I'm not sure now if Tom and Jamie had worked together substantially before we made Escapology in 2004. That piece was a very different monster: a cast of six, a ragged semi-improvised aesthetic, lots of (fully exploited) room for dicking around. The two of them, playing the Montgolfier Brothers, seemed to fall naturally into a sort of classical comedy relationship: Tom the suave but exasperated older brother and Jamie the buffoonish and ingenuous younger sibling. In real life, Tom is I think marginally younger and neither of them has a monopoly on buffoonery -- or exasperation (though they express it differently). They were very keen to work together again, and I was more than eager to reunite them, but I also wanted to see if there was something different to be found in their relationship, some way of upsetting their natural fallback rhythms. Partly this was because I wanted Longwave to be able to be more confidently serious and melancholy, and more tightly controlled. Now I'm beginning to wonder if this was a mistake. They're doing beautiful, delicate, cogent work: but the pressing confinements of the show combined with this somewhat self-denying approach means I'm not sure they're having much fun (and I'm not sure I am either). Which ends up serving to emphasize the differences between our personalities. My guess is that Tom and Jamie would be totally opposite Myers-Briggs types, and I float around somewhere between them; my relationships with each of them separately are also totally different, and perhaps some of the problem at the moment is that I'm not so much floating as being buffetted. When I showed them the Bill T. Jones quote above, Jamie gave it a broad approving grin; Tom thought it was (sweet but) risible. I'd have thought it would help you to love it sincerely as a sentiment if you'd seen BTJ's work, but Tom has and Jamie hasn't. So I dunno really.

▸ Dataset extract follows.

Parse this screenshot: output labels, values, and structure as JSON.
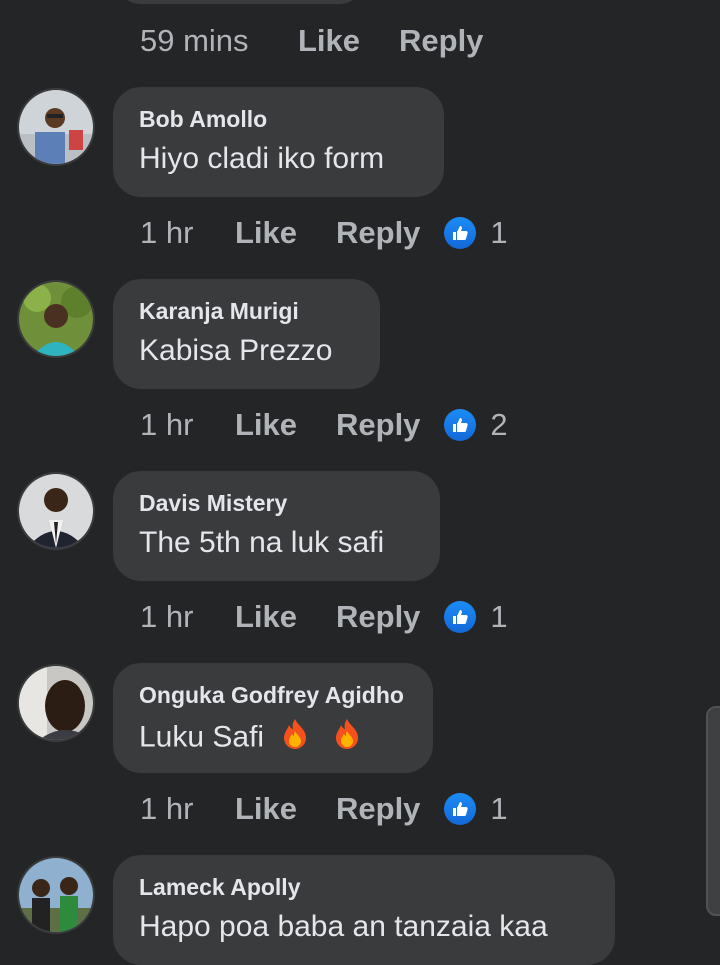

I'm just home from our last rehearsal day in this current stretch after two and a half weeks of fairly constant (if not super-intense no-sleep-till-Brooklyn) work, and I'll be glad to have a few days away to just think. Right now, my guess is that the eventual success of this piece, when it opens next month, may now depend on how brave we are when we next meet in jettisoning everything that doesn't work and picking up with a lot of blank sheets. If working on this doesn't become more fun, I don't think it's ever going to fully arrive as a piece. I guess that's partly because I'm in such an emotionally haphazard state at the moment that I don't think I'm reliably calibrated for working with melancholy, which is an incredibly fine balance at the best of times. Crumbs. I don't know. It'll work itself out. Print is being circulated and tickets are being advertised, and Chad our company manager is out in the world looking for a tuning fork in B flat, so I guess there's a show on the way, and even at my most witless and confused there's nothing I can do to prevent it arriving. Which is a sort of comforting notion.

Ten a.m. tomorrow I'll be on the train to Edinburgh. It'll be my tenth year going up, but my first ever as a mere punter. I'm looking forward to it so much. I only have till Thursday so I'm going to be cramming everything in, I've already booked for a bunch of shows and I'm looking forward to seeing old friends. I'm going to try and post a daily report here, though I can well imagine it might not work out quite like that. It's weird to be at the end of my creative rope and with such a keen appetite for seeing some theatre, but that's how I feel. And I want to catch a movie at the Cameo, and walk out along the river to the Gallery of Modern Art, and get an Oreo shake (or six) at Black Medicine; funny how occasional pleasures slowly, over the years, become rhythms and finally rituals, and how much consolation is accrued in those simple absorbed commitments.

And it'll be so nice not to have a bloody show getting in the way of it all.